Bitter Cold
Author:
Lamia Archer
PG
300
words for kita0610
Angel, Angel (gen), but it don’t
snow here
For this relief much thanks; ’tis
bitter cold
And I am sick at heart.
—Shakespeare,
Hamlet, Scene I, Act I
*
I.
One of Liam’s earliest memories is the white blanket of snow muting the
lush, green countryside. He watches, small hands pressed to the fogged
glass, the cold searing into his fingertips, as the flakes fall and fall
and cover the living earth.
II.
Winters in Russia are so cold that Angelus’ skin becomes translucent; he
hardens like a wax figure, and for the first time Darla can look at him and
not see the flushed, lusty young man she brought to his knees in an Irish
alley. She is still off balance after what he did to that seer girl, and
when he looks at her, his deathly pale visage and grave-dark eyes, she
shivers.
III.
The most religious Buffy’s upbringing got was Santa Claus, so she never
really thought much about miracles. She and Angel walk down Sunnydale’s
ghost town streets, the sky dark with snow clouds. Angel is pale as ice,
and his face is upraised, catching the snow; it doesn’t melt when it
touches him, but he is still there for it to touch.

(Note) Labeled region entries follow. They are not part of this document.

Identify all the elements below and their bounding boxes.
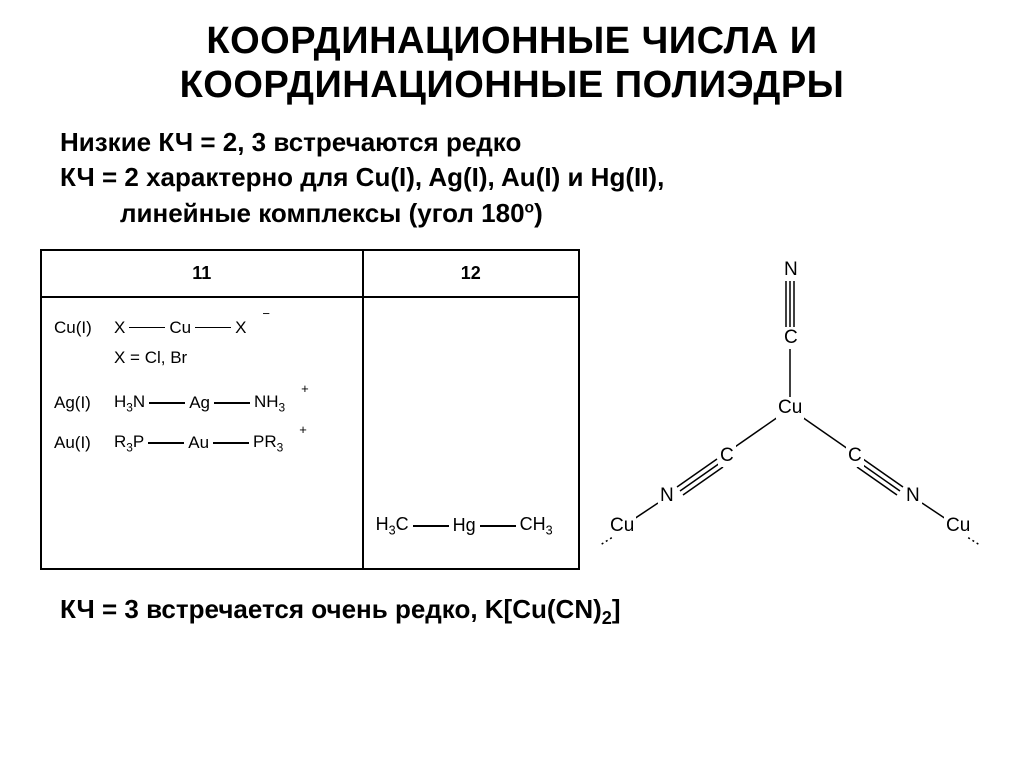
bond-icon xyxy=(213,442,249,444)
chain-hg: H3C Hg CH3 xyxy=(376,514,553,538)
chain-au: R3P Au PR3 ⎤ + xyxy=(114,432,309,454)
sub-line-3: линейные комплексы (угол 180o) xyxy=(60,196,984,231)
charge-plus: + xyxy=(299,422,307,437)
node-c-top: C xyxy=(782,327,800,349)
hg-center: Hg xyxy=(453,515,476,536)
bond-icon xyxy=(129,327,165,329)
label-cu: Cu(I) xyxy=(54,318,114,338)
bottom-sub: 2 xyxy=(602,608,612,628)
complexes-table: 11 12 Cu(I) X Cu X ⎤ − X = Cl, B xyxy=(40,249,580,570)
bond-icon xyxy=(413,525,449,527)
subtitle-block: Низкие КЧ = 2, 3 встречаются редко КЧ = … xyxy=(40,125,984,230)
node-n-top: N xyxy=(782,259,800,281)
bond-icon xyxy=(480,525,516,527)
header-col-12: 12 xyxy=(364,251,578,296)
chain-ag: H3N Ag NH3 ⎤ + xyxy=(114,392,311,414)
table-header: 11 12 xyxy=(42,251,578,298)
table-body: Cu(I) X Cu X ⎤ − X = Cl, Br Ag(I) xyxy=(42,298,578,568)
slide-title: КООРДИНАЦИОННЫЕ ЧИСЛА И КООРДИНАЦИОННЫЕ … xyxy=(40,20,984,107)
ag-center: Ag xyxy=(189,393,210,413)
hg-right: CH3 xyxy=(520,514,553,538)
cell-group-11: Cu(I) X Cu X ⎤ − X = Cl, Br Ag(I) xyxy=(42,298,364,568)
bond-icon xyxy=(195,327,231,329)
au-left: R3P xyxy=(114,432,144,454)
cell-group-12: H3C Hg CH3 xyxy=(364,298,578,568)
sub3-pre: линейные комплексы (угол 180 xyxy=(120,198,525,228)
au-center: Au xyxy=(188,433,209,453)
cu-cn-diagram: N C Cu C C N N Cu Cu xyxy=(600,249,980,559)
node-cu-left: Cu xyxy=(608,515,636,537)
node-c-right: C xyxy=(846,445,864,467)
ag-left: H3N xyxy=(114,392,145,414)
label-au: Au(I) xyxy=(54,433,114,453)
sub-line-2: КЧ = 2 характерно для Cu(I), Ag(I), Au(I… xyxy=(60,160,984,195)
main-content-row: 11 12 Cu(I) X Cu X ⎤ − X = Cl, B xyxy=(40,249,984,570)
row-ag: Ag(I) H3N Ag NH3 ⎤ + xyxy=(54,392,350,414)
bond-icon xyxy=(149,402,185,404)
row-au: Au(I) R3P Au PR3 ⎤ + xyxy=(54,432,350,454)
bottom-post: ] xyxy=(612,594,621,624)
sup-o: o xyxy=(525,199,535,216)
cu-left: X xyxy=(114,318,125,338)
node-n-left: N xyxy=(658,485,676,507)
cu-center: Cu xyxy=(169,318,191,338)
cu-right: X xyxy=(235,318,246,338)
header-col-11: 11 xyxy=(42,251,364,296)
bond-icon xyxy=(214,402,250,404)
label-ag: Ag(I) xyxy=(54,393,114,413)
ag-right: NH3 xyxy=(254,392,285,414)
node-n-right: N xyxy=(904,485,922,507)
bond-icon xyxy=(148,442,184,444)
sub3-post: ) xyxy=(534,198,543,228)
row-cu: Cu(I) X Cu X ⎤ − xyxy=(54,318,350,338)
title-line-2: КООРДИНАЦИОННЫЕ ПОЛИЭДРЫ xyxy=(180,64,845,106)
title-line-1: КООРДИНАЦИОННЫЕ ЧИСЛА И xyxy=(206,20,817,62)
chain-cu: X Cu X ⎤ − xyxy=(114,318,272,338)
node-cu-center: Cu xyxy=(776,397,804,419)
hg-left: H3C xyxy=(376,514,409,538)
charge-plus: + xyxy=(301,381,309,396)
bottom-pre: КЧ = 3 встречается очень редко, K[Cu(CN) xyxy=(60,594,602,624)
sub-line-1: Низкие КЧ = 2, 3 встречаются редко xyxy=(60,125,984,160)
charge-minus: − xyxy=(262,306,270,321)
node-c-left: C xyxy=(718,445,736,467)
node-cu-right: Cu xyxy=(944,515,972,537)
bottom-text: КЧ = 3 встречается очень редко, K[Cu(CN)… xyxy=(40,594,984,629)
au-right: PR3 xyxy=(253,432,283,454)
note-x: X = Cl, Br xyxy=(114,348,350,368)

For a moment, looking
at Angel’s bewildered, beatific face, she is sure that this miracle was
made just for her, purchased with her tears.
IV.
Torture and hell and dating, and Angel has never hurt like this. All these
spells and whistles, and his hidden human body still contains a world of
pain the likes of which not even his imagination—which is considerable in
this respect—could conceive. He can hear the riots in the streets though
they are stories beneath where he stands in this skyscraper prison, and
even his weak human nose can smell the smoke, fires burning to choke the
sun off at the horizon, the sky black.
Today it is snowing in Los Angeles, and Angel has never felt so cold.